Bell Buzz - Todd Harrison - 3:42 PM
- The more things change....
- We're seeing alotta February call buyers in Corning (GLW) ahead of earnings.
- Does anyone else miss volatility? I used to trade for dollars, now we trade for dimes. Dollars, these days, seem to be earmarked for investors.
- My "better" fundie guys think Cisco posts a slightly better quarter, in-line guidance and decent commentary. Heck, when's the last time you heard Chambo glum?
- The Minyans have spoken and there will be a T-3 lag time on any 24 commentary. Mea Culpa on sharing the news of Bill Buchanan's demise (yes, I'm kidding)
- Snaps to Professor Bennet for allowing his mistakes to serve as broader Minyan lessons.
- Fare ye well into the bell and I'll see you on the other side of Chambo.
Anarchy in the UK - Adam Warner - 2:16 PM
Well, it's the Johnny Rotten Show tonight as Cisco (CSCO) reports. "The most important day for tech..." until the next biggie reports. Prediction: Our illustrious Chairman will speak nothing but Sunshine in the conference call and the media round tomorrow.
How 'bout them options?
Only one line is really in play, the 27.5 strike. But there's a whole lotta shakin' going on today. The Feb calls have changed hands 53,000 times (vs. open interest of 99,646) and the puts 37,000 times (vs. 83, 599).
Volatility in the Feb and March calls suggests the over/under is about a $1.50 move tonight, pretty much what CSCO always does.
As noted last week, Cisco is actually a modertately more volatile stock and option than Google (GOOG), believe it or not.
Position in GOOG
Under the Hood - Kevin Depew - 11:38 AM
- New point and figure sell signals leading new buy signals by a slim 4 to 3 margin in the early going.
- Overall, however, it's mare of the same: point and figure buy signals leading handily, 15 to 6.
- Bottom line: demand is in control.
- But what about short and intermediate indicators? Are we seeing any weakness or divergences?
- We've discusses the High-Low Index indicators here before - an intermediate-term indicator that gives the best buy signals when reversing up and crossing above 30 and reversing down and crossing below 70.
- The High-Low indicators for the S&P 500, NYSE and Nasdaq all remain well above 70.
- For a while it appeared the Nasdaq High-Low would be the first to cross below 70, but it stopped just short of doing so; one of the reasons we don't want to anticipate the anticipators, as it were.
Energy Pickin' - Ryan Krueger - 8:50 AM
The temperatures drop in the Northeast and, voila, we have a natural gas rally. It's warming up down here in Houston and two equipment companies are merging – Hanover Compressor (HC) and Universal Compression (UCO).
I have owned each in the past, and UCO since the IPO at a time (Spring of 2000) when there couldn't have been a bigger yawn from my partners about buying a natural gas compression company. I think a few wanted to compress me.

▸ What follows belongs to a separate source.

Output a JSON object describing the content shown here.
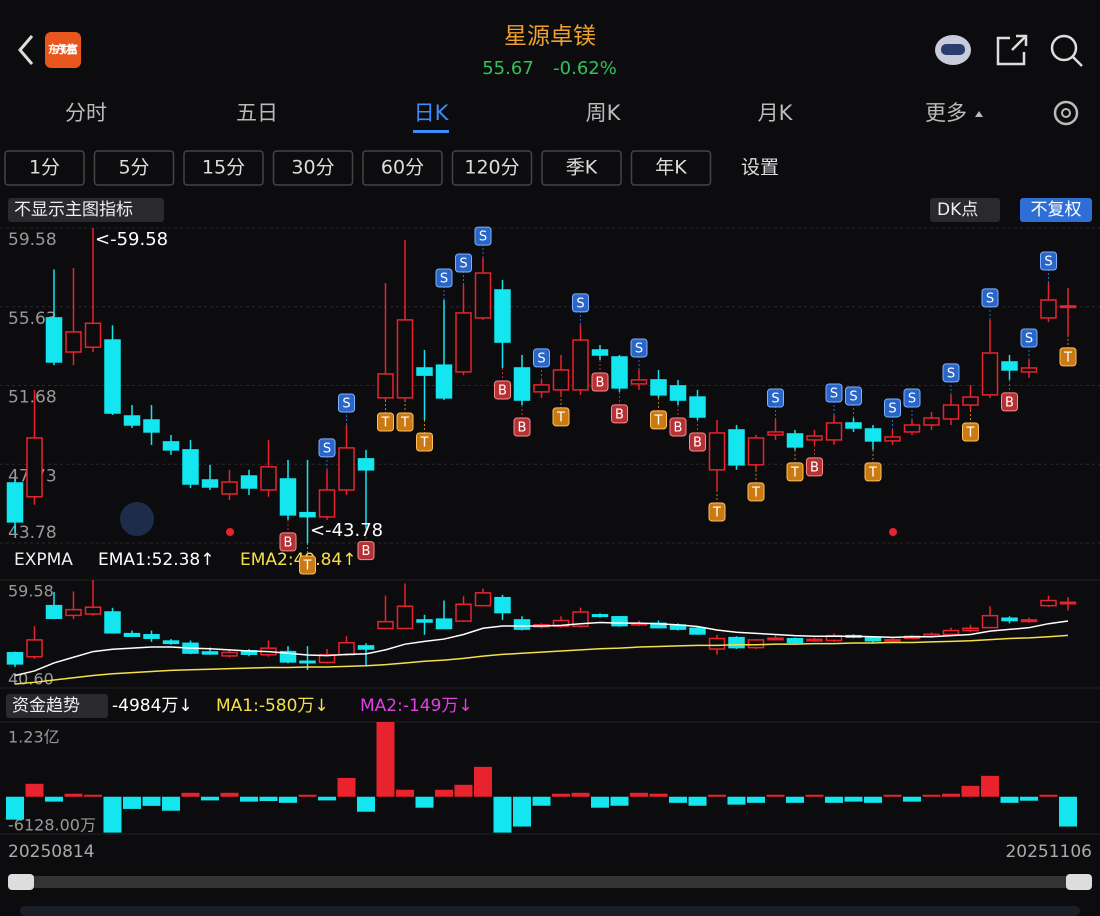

Toddo made a great call at the APEX event down in Houston, and in the 'Ville with some wise words about length in energy while others were selling. Prof. Sedacca's timing was also considerably better than my own about establishing trading long. I was already over-weighted but cautioned each about a bounce being elusive 3-4 weeks ago. Looks like they nailed it.

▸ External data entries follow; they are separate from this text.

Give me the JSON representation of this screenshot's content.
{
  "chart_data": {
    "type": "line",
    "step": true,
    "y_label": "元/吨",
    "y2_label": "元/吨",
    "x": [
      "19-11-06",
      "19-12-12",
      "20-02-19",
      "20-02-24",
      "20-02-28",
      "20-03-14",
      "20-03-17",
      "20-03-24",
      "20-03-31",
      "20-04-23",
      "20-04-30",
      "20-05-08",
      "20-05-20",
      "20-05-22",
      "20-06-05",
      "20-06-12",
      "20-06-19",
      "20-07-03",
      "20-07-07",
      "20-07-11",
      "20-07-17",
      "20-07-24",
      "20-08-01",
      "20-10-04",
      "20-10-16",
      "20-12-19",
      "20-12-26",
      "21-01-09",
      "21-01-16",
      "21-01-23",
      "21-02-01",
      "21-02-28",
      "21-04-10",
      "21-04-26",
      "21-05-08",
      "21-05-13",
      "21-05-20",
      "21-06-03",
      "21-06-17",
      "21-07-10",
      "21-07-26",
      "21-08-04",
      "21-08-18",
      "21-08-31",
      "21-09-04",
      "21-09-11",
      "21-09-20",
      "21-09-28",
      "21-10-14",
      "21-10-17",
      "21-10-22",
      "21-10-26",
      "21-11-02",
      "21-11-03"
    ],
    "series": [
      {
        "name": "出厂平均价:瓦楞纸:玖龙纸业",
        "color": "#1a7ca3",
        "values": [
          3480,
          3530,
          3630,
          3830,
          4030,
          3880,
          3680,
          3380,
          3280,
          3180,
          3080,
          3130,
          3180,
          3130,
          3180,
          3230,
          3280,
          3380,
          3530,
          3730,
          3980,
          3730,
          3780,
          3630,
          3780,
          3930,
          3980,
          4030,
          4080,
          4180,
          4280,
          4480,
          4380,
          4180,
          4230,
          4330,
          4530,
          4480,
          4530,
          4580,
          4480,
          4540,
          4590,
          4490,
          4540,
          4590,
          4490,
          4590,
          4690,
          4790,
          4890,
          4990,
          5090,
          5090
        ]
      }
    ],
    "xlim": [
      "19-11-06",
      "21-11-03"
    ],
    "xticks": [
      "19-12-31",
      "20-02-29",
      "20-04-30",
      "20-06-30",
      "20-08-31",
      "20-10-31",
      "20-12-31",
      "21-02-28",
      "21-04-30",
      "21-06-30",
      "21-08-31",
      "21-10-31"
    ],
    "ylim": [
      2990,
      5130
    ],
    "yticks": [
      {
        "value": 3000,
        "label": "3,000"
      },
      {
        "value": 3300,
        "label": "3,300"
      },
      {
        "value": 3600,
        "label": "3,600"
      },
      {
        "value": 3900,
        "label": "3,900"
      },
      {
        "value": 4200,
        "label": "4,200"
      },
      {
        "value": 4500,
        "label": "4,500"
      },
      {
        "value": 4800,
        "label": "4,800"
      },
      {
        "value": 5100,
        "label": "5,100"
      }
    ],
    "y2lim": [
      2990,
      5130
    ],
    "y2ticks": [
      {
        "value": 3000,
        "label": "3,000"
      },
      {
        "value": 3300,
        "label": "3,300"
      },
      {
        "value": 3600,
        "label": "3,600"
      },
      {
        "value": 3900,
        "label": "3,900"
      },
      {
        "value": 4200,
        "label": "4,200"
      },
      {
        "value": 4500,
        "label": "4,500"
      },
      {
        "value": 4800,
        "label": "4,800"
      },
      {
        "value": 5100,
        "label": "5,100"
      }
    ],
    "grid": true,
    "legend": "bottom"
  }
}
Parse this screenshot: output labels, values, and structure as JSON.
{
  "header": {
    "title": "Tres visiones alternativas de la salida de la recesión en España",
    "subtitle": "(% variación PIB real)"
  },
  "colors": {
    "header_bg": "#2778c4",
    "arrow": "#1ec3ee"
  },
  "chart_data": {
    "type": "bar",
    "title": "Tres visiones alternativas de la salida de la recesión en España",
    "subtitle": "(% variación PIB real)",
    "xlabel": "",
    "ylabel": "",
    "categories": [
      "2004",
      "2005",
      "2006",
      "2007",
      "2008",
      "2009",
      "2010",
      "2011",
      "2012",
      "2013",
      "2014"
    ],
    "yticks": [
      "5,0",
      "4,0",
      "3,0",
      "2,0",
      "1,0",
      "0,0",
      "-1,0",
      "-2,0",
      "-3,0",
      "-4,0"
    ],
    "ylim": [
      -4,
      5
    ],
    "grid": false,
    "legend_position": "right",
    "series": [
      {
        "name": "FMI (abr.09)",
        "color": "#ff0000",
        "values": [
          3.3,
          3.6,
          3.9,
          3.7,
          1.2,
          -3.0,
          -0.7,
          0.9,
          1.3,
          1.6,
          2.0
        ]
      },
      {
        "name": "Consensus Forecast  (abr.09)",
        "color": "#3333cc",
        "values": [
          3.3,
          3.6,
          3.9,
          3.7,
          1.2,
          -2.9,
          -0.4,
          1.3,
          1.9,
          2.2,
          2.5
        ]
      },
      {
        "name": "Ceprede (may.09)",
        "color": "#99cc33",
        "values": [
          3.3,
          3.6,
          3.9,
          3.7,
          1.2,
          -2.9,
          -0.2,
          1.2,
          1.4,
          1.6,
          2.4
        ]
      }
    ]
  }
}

I can share, anecdotally that I recently met with a large private natural gas exploration and production company with tremendous properties in Pennsylvania and Colorado. They are seeing a real drop-off in production from the same wells that had been more productive and more promising until very recently. Their concern speaks to one of the many reasons the equipment stocks – to improve production - look so good for, I believe, so long.

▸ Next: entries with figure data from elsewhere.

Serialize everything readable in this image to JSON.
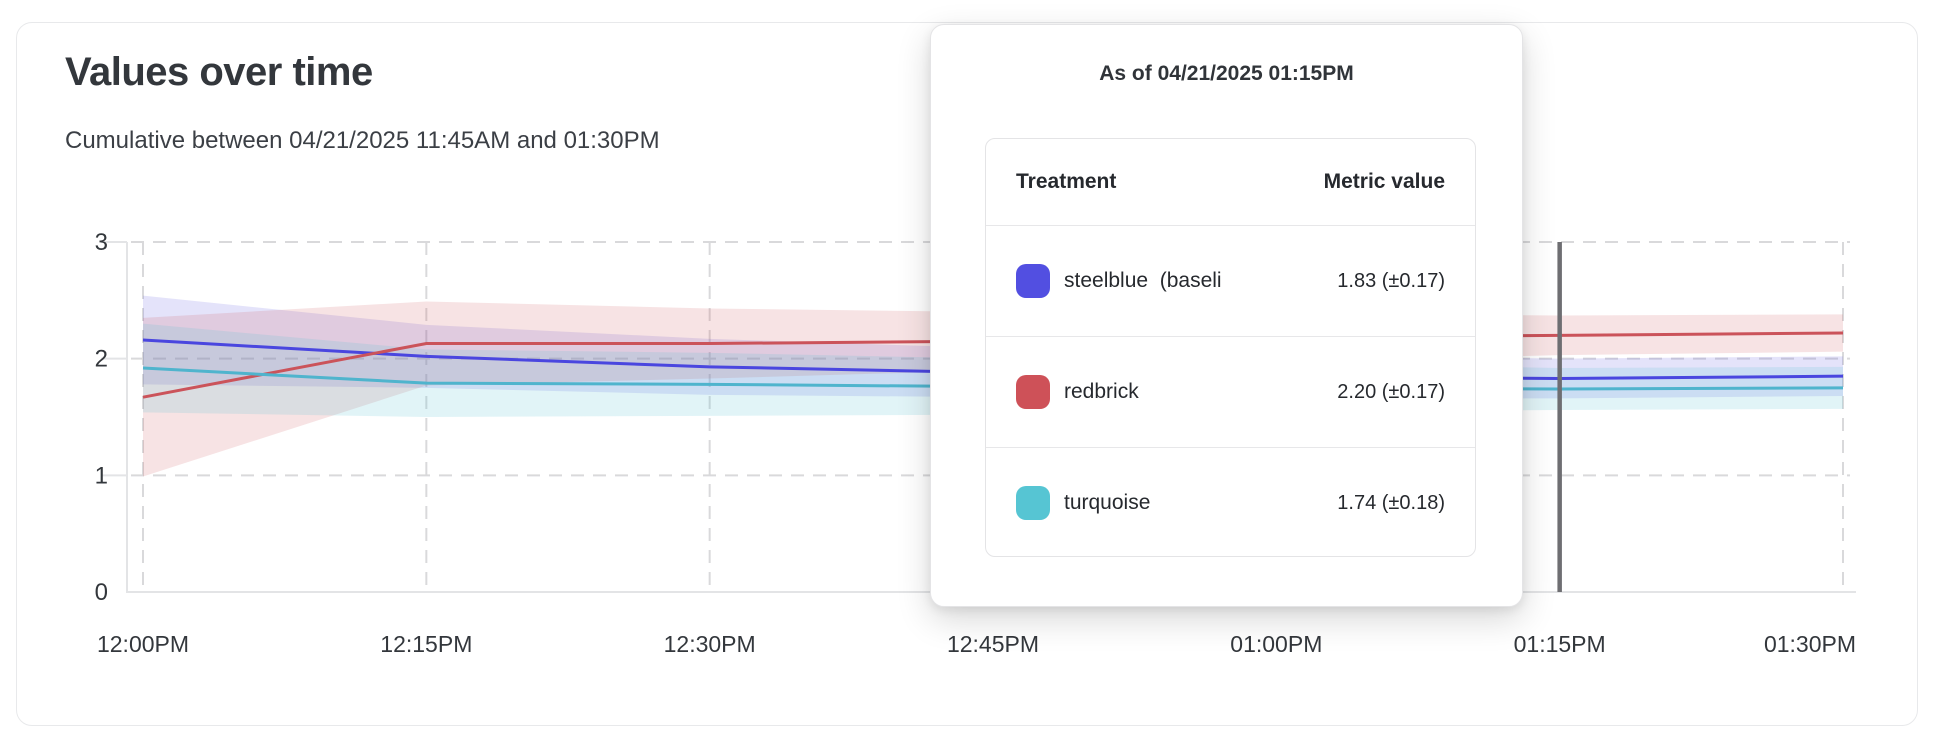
{
  "card": {
    "title": "Values over time",
    "subtitle": "Cumulative between 04/21/2025 11:45AM and 01:30PM"
  },
  "tooltip": {
    "title": "As of 04/21/2025 01:15PM",
    "columns": [
      "Treatment",
      "Metric value"
    ],
    "rows": [
      {
        "swatch": "#524FE1",
        "label": "steelblue  (baseli",
        "value": "1.83 (±0.17)"
      },
      {
        "swatch": "#CE5158",
        "label": "redbrick",
        "value": "2.20 (±0.17)"
      },
      {
        "swatch": "#56C5D3",
        "label": "turquoise",
        "value": "1.74 (±0.18)"
      }
    ]
  },
  "chart_data": {
    "type": "line",
    "title": "Values over time",
    "subtitle": "Cumulative between 04/21/2025 11:45AM and 01:30PM",
    "x_tick_labels": [
      "12:00PM",
      "12:15PM",
      "12:30PM",
      "12:45PM",
      "01:00PM",
      "01:15PM",
      "01:30PM"
    ],
    "y_ticks": [
      0,
      1,
      2,
      3
    ],
    "ylim": [
      0,
      3
    ],
    "grid": "dashed",
    "legend": "none",
    "hover_time": "01:15PM",
    "hover_values": {
      "steelblue": "1.83 (±0.17)",
      "redbrick": "2.20 (±0.17)",
      "turquoise": "1.74 (±0.18)"
    },
    "series": [
      {
        "name": "steelblue",
        "line_color": "#4A46DF",
        "band_color": "rgba(85,80,225,0.16)",
        "values": [
          2.16,
          2.02,
          1.93,
          1.88,
          1.85,
          1.83,
          1.85
        ],
        "ci": [
          0.38,
          0.27,
          0.24,
          0.21,
          0.19,
          0.17,
          0.17
        ]
      },
      {
        "name": "redbrick",
        "line_color": "#CB535A",
        "band_color": "rgba(206,81,88,0.16)",
        "values": [
          1.67,
          2.13,
          2.13,
          2.15,
          2.18,
          2.2,
          2.22
        ],
        "ci": [
          0.68,
          0.36,
          0.3,
          0.25,
          0.21,
          0.17,
          0.16
        ]
      },
      {
        "name": "turquoise",
        "line_color": "#4FB4CD",
        "band_color": "rgba(90,195,211,0.18)",
        "values": [
          1.92,
          1.79,
          1.78,
          1.76,
          1.75,
          1.74,
          1.75
        ],
        "ci": [
          0.38,
          0.29,
          0.27,
          0.24,
          0.21,
          0.18,
          0.18
        ]
      }
    ],
    "colors": {
      "grid": "#D9D9DB",
      "axis": "#E3E4E6",
      "cursor": "#6E6E72",
      "tick_text": "#33373C"
    }
  }
}
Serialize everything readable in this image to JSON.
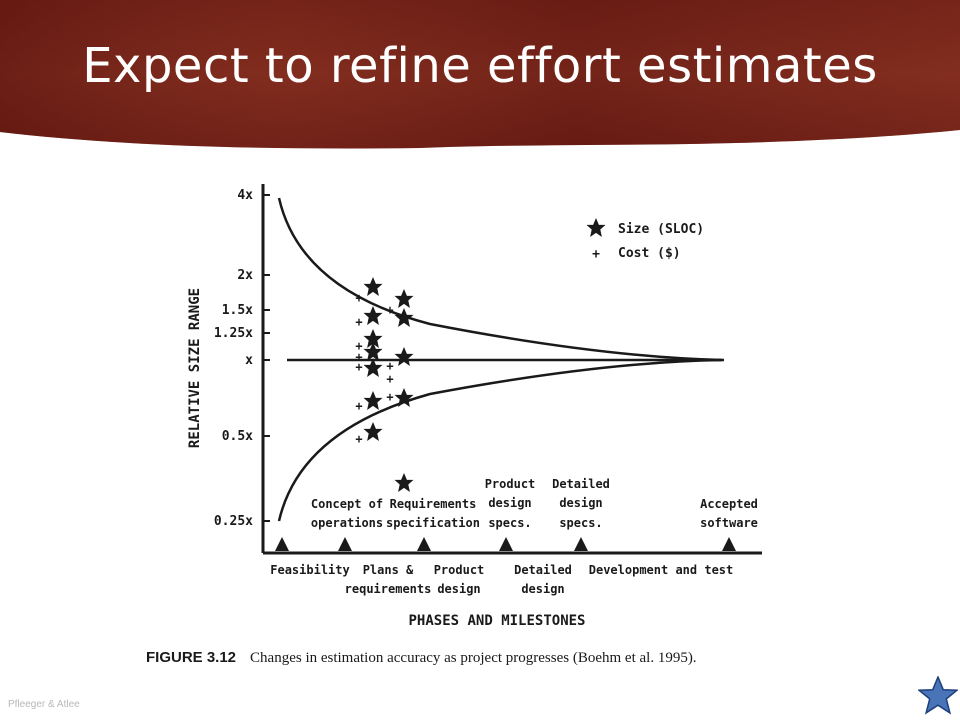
{
  "slide": {
    "title": "Expect to refine effort estimates",
    "footer": "Pfleeger & Atlee"
  },
  "figure": {
    "y_axis_title": "RELATIVE SIZE RANGE",
    "x_axis_title": "PHASES AND MILESTONES",
    "y_ticks": [
      "4x",
      "2x",
      "1.5x",
      "1.25x",
      "x",
      "0.5x",
      "0.25x"
    ],
    "legend": {
      "size_label": "Size (SLOC)",
      "cost_label": "Cost ($)"
    },
    "milestones": [
      [
        "Concept of",
        "operations"
      ],
      [
        "Requirements",
        "specification"
      ],
      [
        "Product",
        "design",
        "specs."
      ],
      [
        "Detailed",
        "design",
        "specs."
      ],
      [
        "Accepted",
        "software"
      ]
    ],
    "phases": {
      "feasibility": [
        "Feasibility"
      ],
      "plans": [
        "Plans &",
        "requirements"
      ],
      "product_design": [
        "Product",
        "design"
      ],
      "detailed_design": [
        "Detailed",
        "design"
      ],
      "dev_test": [
        "Development and test"
      ]
    }
  },
  "caption": {
    "number": "FIGURE 3.12",
    "text": "Changes in estimation accuracy as project progresses (Boehm et al. 1995)."
  },
  "nav": {
    "icon": "star-icon",
    "color": "#4a74b8"
  }
}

I mentioned at APEX while Todd sat next to me dreaming of wearing a cowboy hat, chewing tobacco and letting cattle roam the pasture nearby his gas wells (and none of those pesky state taxes bro!), that I thought the next private equity buyouts to surprise in size would be in the ole energy patch. If they don't, it's likely because the futures markets make them too expensive.